L'enjeu de l'étape « Le Jour et la Nuit » sera de représenter, en images, le lieu de résidence à différents moments de la journée, du matin au soir. Cette phase me permettra, d'une part, de me familiariser avec mon nouvel environnement. D'autre part, elle me permettra de mieux maîtriser la représentation du temps: le déroulement d'une journée, accompagné de ses changements de lumière, de couleurs et d'atmosphère. Pouvoir représenter des scènes autant de jour que de nuit me sera essentiel pour la suite du projet.
Cette étape de travail aura également pour enjeu de représenter le jour et la nuit à travers le médium choisi: le collage de papiers découpés. Celui-ci me plaît pour son immédiateté et sa mise en œuvre très tactile. Sa simplicité technique et la capacité de repentir qu'il offre sont également idéales pour travailler avec les élèves.
Une fois ce premier travail d'images amorcé, je me lancerai dans la création d'une première édition illustrée, provisoirement intitulée « En Deux Temps ». Après m'être familiarisée avec mon nouvel environnement, je commencerai à le mettre en relation avec « chez moi », Paris. Par la mise en parallèle de ces deux lieux, j'aborderai alors la thématique du décalage horaire. Les représentations des Antilles et de la France métropolitaine mettront en scène leurs deux temporalités respectives, en jouant sur leurs parts de décalé, mais aussi, de simultané: instants où il fait jour en même temps dans les deux régions; personnes se livrant aux mêmes activités, dans chaque endroit, à des heures différentes...

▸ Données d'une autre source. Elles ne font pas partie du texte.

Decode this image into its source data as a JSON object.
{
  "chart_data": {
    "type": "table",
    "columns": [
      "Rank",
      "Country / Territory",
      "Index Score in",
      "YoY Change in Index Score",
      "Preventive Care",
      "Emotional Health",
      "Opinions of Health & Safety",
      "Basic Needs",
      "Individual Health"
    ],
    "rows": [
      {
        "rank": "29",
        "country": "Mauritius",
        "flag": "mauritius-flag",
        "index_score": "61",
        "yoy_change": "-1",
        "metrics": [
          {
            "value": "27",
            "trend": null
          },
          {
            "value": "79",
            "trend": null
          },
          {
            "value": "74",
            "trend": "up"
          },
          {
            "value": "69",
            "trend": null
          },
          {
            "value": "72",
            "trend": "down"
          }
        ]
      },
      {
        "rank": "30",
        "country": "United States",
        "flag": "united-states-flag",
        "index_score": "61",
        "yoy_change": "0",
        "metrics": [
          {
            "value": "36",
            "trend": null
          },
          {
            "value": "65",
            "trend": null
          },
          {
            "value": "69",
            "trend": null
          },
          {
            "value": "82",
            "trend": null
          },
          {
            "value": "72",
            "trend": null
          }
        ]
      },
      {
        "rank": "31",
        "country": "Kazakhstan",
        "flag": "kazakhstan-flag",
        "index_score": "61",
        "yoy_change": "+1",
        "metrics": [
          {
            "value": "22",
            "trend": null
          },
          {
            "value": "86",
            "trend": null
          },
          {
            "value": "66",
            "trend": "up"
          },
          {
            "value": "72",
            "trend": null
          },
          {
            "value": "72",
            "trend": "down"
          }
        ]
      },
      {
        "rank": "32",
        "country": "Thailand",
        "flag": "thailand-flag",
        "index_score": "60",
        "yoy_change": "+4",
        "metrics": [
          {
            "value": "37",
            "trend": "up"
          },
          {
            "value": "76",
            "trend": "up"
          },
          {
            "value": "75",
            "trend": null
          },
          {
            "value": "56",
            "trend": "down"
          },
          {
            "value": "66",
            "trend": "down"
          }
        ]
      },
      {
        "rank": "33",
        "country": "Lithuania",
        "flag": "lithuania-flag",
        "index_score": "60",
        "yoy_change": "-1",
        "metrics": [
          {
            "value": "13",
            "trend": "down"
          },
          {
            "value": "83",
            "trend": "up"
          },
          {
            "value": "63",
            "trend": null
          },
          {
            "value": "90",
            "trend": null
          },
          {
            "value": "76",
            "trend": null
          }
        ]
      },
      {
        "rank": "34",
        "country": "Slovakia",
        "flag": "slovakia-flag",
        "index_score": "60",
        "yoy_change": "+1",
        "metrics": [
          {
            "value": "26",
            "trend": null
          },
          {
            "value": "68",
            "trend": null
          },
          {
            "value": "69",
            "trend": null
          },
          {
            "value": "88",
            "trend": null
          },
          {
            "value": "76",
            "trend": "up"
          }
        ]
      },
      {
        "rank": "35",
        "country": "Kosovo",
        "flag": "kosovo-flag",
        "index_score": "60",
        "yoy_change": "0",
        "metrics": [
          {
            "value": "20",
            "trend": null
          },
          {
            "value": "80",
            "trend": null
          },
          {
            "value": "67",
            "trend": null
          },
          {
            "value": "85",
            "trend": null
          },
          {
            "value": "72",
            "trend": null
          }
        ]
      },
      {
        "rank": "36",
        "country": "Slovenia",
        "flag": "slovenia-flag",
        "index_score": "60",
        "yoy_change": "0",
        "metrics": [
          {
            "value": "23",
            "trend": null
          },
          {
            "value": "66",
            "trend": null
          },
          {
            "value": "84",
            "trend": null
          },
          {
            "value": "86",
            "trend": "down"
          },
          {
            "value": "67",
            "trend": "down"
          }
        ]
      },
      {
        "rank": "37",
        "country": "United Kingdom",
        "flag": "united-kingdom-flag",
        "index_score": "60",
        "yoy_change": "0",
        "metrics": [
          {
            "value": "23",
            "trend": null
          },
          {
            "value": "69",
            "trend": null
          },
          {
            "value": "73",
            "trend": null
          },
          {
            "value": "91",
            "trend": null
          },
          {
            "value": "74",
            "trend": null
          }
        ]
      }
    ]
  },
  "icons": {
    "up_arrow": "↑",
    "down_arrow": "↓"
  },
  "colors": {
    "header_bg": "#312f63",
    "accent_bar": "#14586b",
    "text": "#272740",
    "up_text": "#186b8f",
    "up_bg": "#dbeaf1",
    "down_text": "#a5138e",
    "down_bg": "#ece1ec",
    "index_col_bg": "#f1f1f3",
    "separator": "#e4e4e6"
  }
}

Enfin, après avoir représenté le décalage horaire dans deux lieux distincts, je souhaite aborder ce phénomène à son échelle planétaire, en me basant sur l'ensemble des fuseaux horaires UTC.
Cette dernière phase du projet sera dédiée à la création d'un album jeunesse, intitulé « De Midi à Minuit ». Le livre confrontera des scènes se déroulant aux antipodes de la Terre et de l'horloge. Elles auront lieu à 08h aux Antilles et à 20h à Manille; à 05h à Denver et à 17h à Karachi; ou encore à 04h à Vancouver et à 16h à Tbilissi.
Le livre pourrait commencer à 13h à Paris et à 01h à Niue (île néo-zélandaise), pour s'achever à midi à Londres, soit à minuit, aux îles Fiji. Son paradoxe sera de représenter à la fois un instant T précis et, en même temps, les vingt-quatre heures d'une journée complète, étalée à travers la Terre entière.
Réaliser l'album jeunesse dans le dernier temps de la résidence, me permettra d'avoir bénéficié des échanges avec les élèves, avant d'en fixer l'écriture. Les enfants sont généralement peu inclus dans l'écriture des livres, qui leur sont pourtant adressés. Création en Cours m'offrirait la chance de pouvoir travailler près d'eux et d'ainsi m'inspirer de ce contact.